To help boards, management teams, and directors who are currently recruiting, or preparing to recruit, new directors we have developed this checklist of questions that may alert you to any gaps in your process or information flow.

The questions below provide comprehensive coverage across:

  • Starting the search
  • A sound process
  • Information for candidates
  • Information for appointees
  • Ongoing education and development
  • Giving back to the next generation

The questions are designed to start you thinking about issues that you may encounter. Your answers are not necessarily good or bad; they should reflect the current and desired state of your personal reputation and relationships with the people who can influence your ability to succeed.

Trust yourself to recognise the most important questions to help you maximise progress and build a valuable director brand.

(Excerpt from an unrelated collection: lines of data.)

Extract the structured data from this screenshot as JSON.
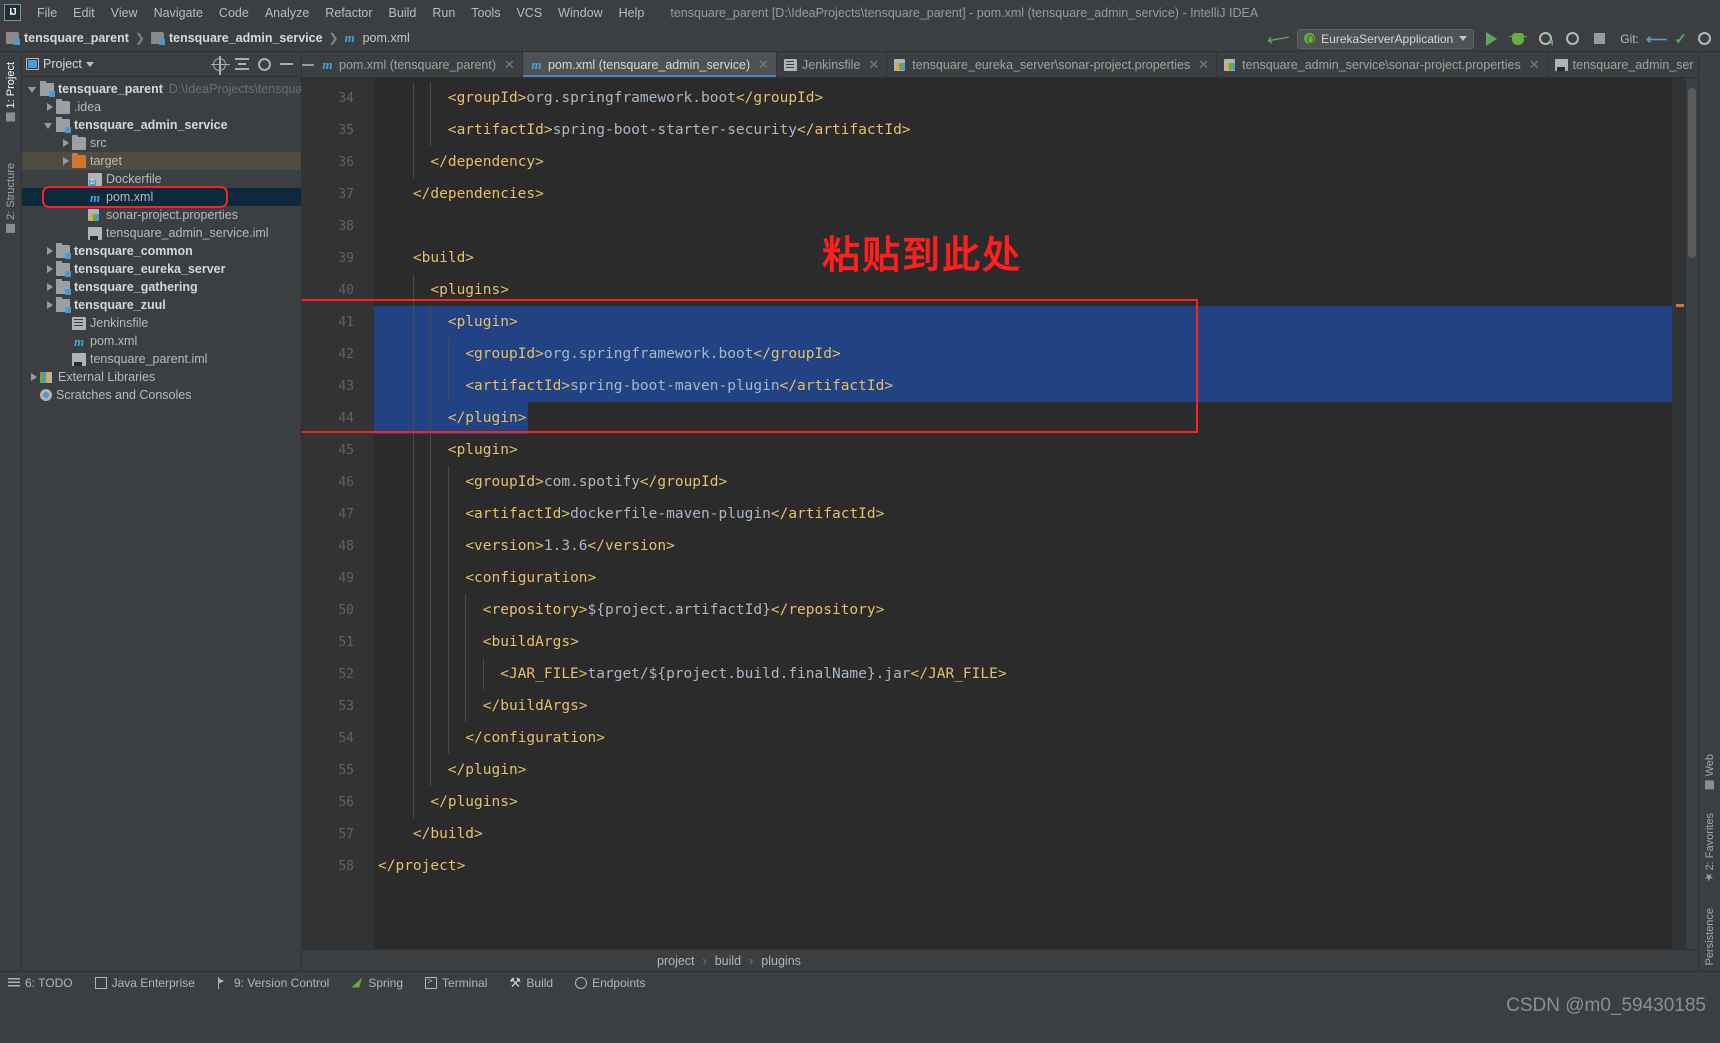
{
  "window": {
    "title": "tensquare_parent [D:\\IdeaProjects\\tensquare_parent] - pom.xml (tensquare_admin_service) - IntelliJ IDEA",
    "logo": "IJ"
  },
  "menu": {
    "items": [
      "File",
      "Edit",
      "View",
      "Navigate",
      "Code",
      "Analyze",
      "Refactor",
      "Build",
      "Run",
      "Tools",
      "VCS",
      "Window",
      "Help"
    ]
  },
  "navbar": {
    "crumbs": [
      "tensquare_parent",
      "tensquare_admin_service",
      "pom.xml"
    ]
  },
  "run_toolbar": {
    "config_name": "EurekaServerApplication",
    "git_label": "Git:",
    "icons": [
      "back-arrow-icon",
      "run-icon",
      "debug-icon",
      "run-with-coverage-icon",
      "profiler-icon",
      "stop-icon",
      "git-update-icon",
      "git-commit-icon",
      "git-history-icon"
    ]
  },
  "project_panel": {
    "title": "Project",
    "actions": [
      "locate-icon",
      "collapse-all-icon",
      "settings-icon",
      "hide-icon"
    ],
    "tree": [
      {
        "label": "tensquare_parent",
        "hint": "D:\\IdeaProjects\\tensqua",
        "indent": 0,
        "arrow": "open",
        "icon": "module",
        "bold": true
      },
      {
        "label": ".idea",
        "hint": "",
        "indent": 1,
        "arrow": "closed",
        "icon": "folder",
        "bold": false
      },
      {
        "label": "tensquare_admin_service",
        "hint": "",
        "indent": 1,
        "arrow": "open",
        "icon": "module",
        "bold": true
      },
      {
        "label": "src",
        "hint": "",
        "indent": 2,
        "arrow": "closed",
        "icon": "folder",
        "bold": false
      },
      {
        "label": "target",
        "hint": "",
        "indent": 2,
        "arrow": "closed",
        "icon": "folder-orange",
        "bold": false,
        "state": "dim-selected"
      },
      {
        "label": "Dockerfile",
        "hint": "",
        "indent": 3,
        "arrow": "none",
        "icon": "docker",
        "bold": false
      },
      {
        "label": "pom.xml",
        "hint": "",
        "indent": 3,
        "arrow": "none",
        "icon": "maven",
        "bold": false,
        "state": "selected"
      },
      {
        "label": "sonar-project.properties",
        "hint": "",
        "indent": 3,
        "arrow": "none",
        "icon": "properties",
        "bold": false
      },
      {
        "label": "tensquare_admin_service.iml",
        "hint": "",
        "indent": 3,
        "arrow": "none",
        "icon": "iml",
        "bold": false
      },
      {
        "label": "tensquare_common",
        "hint": "",
        "indent": 1,
        "arrow": "closed",
        "icon": "module",
        "bold": true
      },
      {
        "label": "tensquare_eureka_server",
        "hint": "",
        "indent": 1,
        "arrow": "closed",
        "icon": "module",
        "bold": true
      },
      {
        "label": "tensquare_gathering",
        "hint": "",
        "indent": 1,
        "arrow": "closed",
        "icon": "module",
        "bold": true
      },
      {
        "label": "tensquare_zuul",
        "hint": "",
        "indent": 1,
        "arrow": "closed",
        "icon": "module",
        "bold": true
      },
      {
        "label": "Jenkinsfile",
        "hint": "",
        "indent": 2,
        "arrow": "none",
        "icon": "jenkins",
        "bold": false
      },
      {
        "label": "pom.xml",
        "hint": "",
        "indent": 2,
        "arrow": "none",
        "icon": "maven",
        "bold": false
      },
      {
        "label": "tensquare_parent.iml",
        "hint": "",
        "indent": 2,
        "arrow": "none",
        "icon": "iml",
        "bold": false
      },
      {
        "label": "External Libraries",
        "hint": "",
        "indent": 0,
        "arrow": "closed",
        "icon": "libraries",
        "bold": false
      },
      {
        "label": "Scratches and Consoles",
        "hint": "",
        "indent": 0,
        "arrow": "none",
        "icon": "scratch",
        "bold": false
      }
    ]
  },
  "left_tool_strip": {
    "tabs": [
      "1: Project",
      "2: Structure"
    ]
  },
  "right_tool_strip": {
    "tabs": [
      "Web",
      "2: Favorites",
      "Persistence"
    ]
  },
  "editor_tabs": [
    {
      "label": "pom.xml (tensquare_parent)",
      "icon": "maven-file-icon",
      "active": false
    },
    {
      "label": "pom.xml (tensquare_admin_service)",
      "icon": "maven-file-icon",
      "active": true
    },
    {
      "label": "Jenkinsfile",
      "icon": "jenkins-file-icon",
      "active": false
    },
    {
      "label": "tensquare_eureka_server\\sonar-project.properties",
      "icon": "properties-file-icon",
      "active": false
    },
    {
      "label": "tensquare_admin_service\\sonar-project.properties",
      "icon": "properties-file-icon",
      "active": false
    },
    {
      "label": "tensquare_admin_ser",
      "icon": "iml-file-icon",
      "active": false
    }
  ],
  "code": {
    "first_line": 34,
    "lines": [
      {
        "n": 34,
        "indent": 8,
        "fold": "none",
        "selected": false,
        "parts": [
          {
            "t": "tag",
            "v": "<groupId>"
          },
          {
            "t": "txt",
            "v": "org.springframework.boot"
          },
          {
            "t": "tag",
            "v": "</groupId>"
          }
        ]
      },
      {
        "n": 35,
        "indent": 8,
        "fold": "none",
        "selected": false,
        "parts": [
          {
            "t": "tag",
            "v": "<artifactId>"
          },
          {
            "t": "txt",
            "v": "spring-boot-starter-security"
          },
          {
            "t": "tag",
            "v": "</artifactId>"
          }
        ]
      },
      {
        "n": 36,
        "indent": 6,
        "fold": "end",
        "selected": false,
        "parts": [
          {
            "t": "tag",
            "v": "</dependency>"
          }
        ]
      },
      {
        "n": 37,
        "indent": 4,
        "fold": "end",
        "selected": false,
        "parts": [
          {
            "t": "tag",
            "v": "</dependencies>"
          }
        ]
      },
      {
        "n": 38,
        "indent": 0,
        "fold": "none",
        "selected": false,
        "parts": []
      },
      {
        "n": 39,
        "indent": 4,
        "fold": "start",
        "selected": false,
        "parts": [
          {
            "t": "tag",
            "v": "<build>"
          }
        ]
      },
      {
        "n": 40,
        "indent": 6,
        "fold": "start",
        "selected": false,
        "parts": [
          {
            "t": "tag",
            "v": "<plugins>"
          }
        ]
      },
      {
        "n": 41,
        "indent": 8,
        "fold": "start",
        "selected": true,
        "bulb": true,
        "parts": [
          {
            "t": "tag",
            "v": "<plugin>"
          }
        ]
      },
      {
        "n": 42,
        "indent": 10,
        "fold": "none",
        "selected": true,
        "parts": [
          {
            "t": "tag",
            "v": "<groupId>"
          },
          {
            "t": "txt",
            "v": "org.springframework.boot"
          },
          {
            "t": "tag",
            "v": "</groupId>"
          }
        ]
      },
      {
        "n": 43,
        "indent": 10,
        "fold": "none",
        "selected": true,
        "runmark": true,
        "parts": [
          {
            "t": "tag",
            "v": "<artifactId>"
          },
          {
            "t": "txt",
            "v": "spring-boot-maven-plugin"
          },
          {
            "t": "tag",
            "v": "</artifactId>"
          }
        ]
      },
      {
        "n": 44,
        "indent": 8,
        "fold": "end",
        "selected": true,
        "partial": true,
        "parts": [
          {
            "t": "tag",
            "v": "</plugin>"
          }
        ]
      },
      {
        "n": 45,
        "indent": 8,
        "fold": "start",
        "selected": false,
        "parts": [
          {
            "t": "tag",
            "v": "<plugin>"
          }
        ]
      },
      {
        "n": 46,
        "indent": 10,
        "fold": "none",
        "selected": false,
        "parts": [
          {
            "t": "tag",
            "v": "<groupId>"
          },
          {
            "t": "txt",
            "v": "com.spotify"
          },
          {
            "t": "tag",
            "v": "</groupId>"
          }
        ]
      },
      {
        "n": 47,
        "indent": 10,
        "fold": "none",
        "selected": false,
        "parts": [
          {
            "t": "tag",
            "v": "<artifactId>"
          },
          {
            "t": "txt",
            "v": "dockerfile-maven-plugin"
          },
          {
            "t": "tag",
            "v": "</artifactId>"
          }
        ]
      },
      {
        "n": 48,
        "indent": 10,
        "fold": "none",
        "selected": false,
        "parts": [
          {
            "t": "tag",
            "v": "<version>"
          },
          {
            "t": "txt",
            "v": "1.3.6"
          },
          {
            "t": "tag",
            "v": "</version>"
          }
        ]
      },
      {
        "n": 49,
        "indent": 10,
        "fold": "start",
        "selected": false,
        "parts": [
          {
            "t": "tag",
            "v": "<configuration>"
          }
        ]
      },
      {
        "n": 50,
        "indent": 12,
        "fold": "none",
        "selected": false,
        "parts": [
          {
            "t": "tag",
            "v": "<repository>"
          },
          {
            "t": "txt",
            "v": "${project.artifactId}"
          },
          {
            "t": "tag",
            "v": "</repository>"
          }
        ]
      },
      {
        "n": 51,
        "indent": 12,
        "fold": "start",
        "selected": false,
        "parts": [
          {
            "t": "tag",
            "v": "<buildArgs>"
          }
        ]
      },
      {
        "n": 52,
        "indent": 14,
        "fold": "none",
        "selected": false,
        "parts": [
          {
            "t": "tag",
            "v": "<JAR_FILE>"
          },
          {
            "t": "txt",
            "v": "target/${project.build.finalName}.jar"
          },
          {
            "t": "tag",
            "v": "</JAR_FILE>"
          }
        ]
      },
      {
        "n": 53,
        "indent": 12,
        "fold": "end",
        "selected": false,
        "parts": [
          {
            "t": "tag",
            "v": "</buildArgs>"
          }
        ]
      },
      {
        "n": 54,
        "indent": 10,
        "fold": "end",
        "selected": false,
        "parts": [
          {
            "t": "tag",
            "v": "</configuration>"
          }
        ]
      },
      {
        "n": 55,
        "indent": 8,
        "fold": "end",
        "selected": false,
        "parts": [
          {
            "t": "tag",
            "v": "</plugin>"
          }
        ]
      },
      {
        "n": 56,
        "indent": 6,
        "fold": "end",
        "selected": false,
        "parts": [
          {
            "t": "tag",
            "v": "</plugins>"
          }
        ]
      },
      {
        "n": 57,
        "indent": 4,
        "fold": "end",
        "selected": false,
        "parts": [
          {
            "t": "tag",
            "v": "</build>"
          }
        ]
      },
      {
        "n": 58,
        "indent": 0,
        "fold": "end",
        "selected": false,
        "parts": [
          {
            "t": "tag",
            "v": "</project>"
          }
        ]
      }
    ]
  },
  "annotation": {
    "note_text": "粘贴到此处",
    "note_color": "#ff1f1f",
    "box_color": "#ff2020"
  },
  "editor_breadcrumb": {
    "items": [
      "project",
      "build",
      "plugins"
    ],
    "separator": "›"
  },
  "bottom_bar": {
    "items": [
      {
        "label": "6: TODO",
        "icon": "todo-icon"
      },
      {
        "label": "Java Enterprise",
        "icon": "java-enterprise-icon"
      },
      {
        "label": "9: Version Control",
        "icon": "version-control-icon"
      },
      {
        "label": "Spring",
        "icon": "spring-icon"
      },
      {
        "label": "Terminal",
        "icon": "terminal-icon"
      },
      {
        "label": "Build",
        "icon": "build-icon"
      },
      {
        "label": "Endpoints",
        "icon": "endpoints-icon"
      }
    ]
  },
  "watermark": {
    "text": "CSDN @m0_59430185"
  }
}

At the end of the checklist, we have listed some references that you may wish to investigate for additional reading on the topic. We have also included some suggestions for putting into action the ideas that result from considering the checklist.

Starting the search

1. Induction should be a two-way process where the board learns more about the new director and the new director learns more about the board, the other directors, and the company. What information do potential new directors require before they nominate for your board? What channels exist for getting that information to potential directors before they nominate?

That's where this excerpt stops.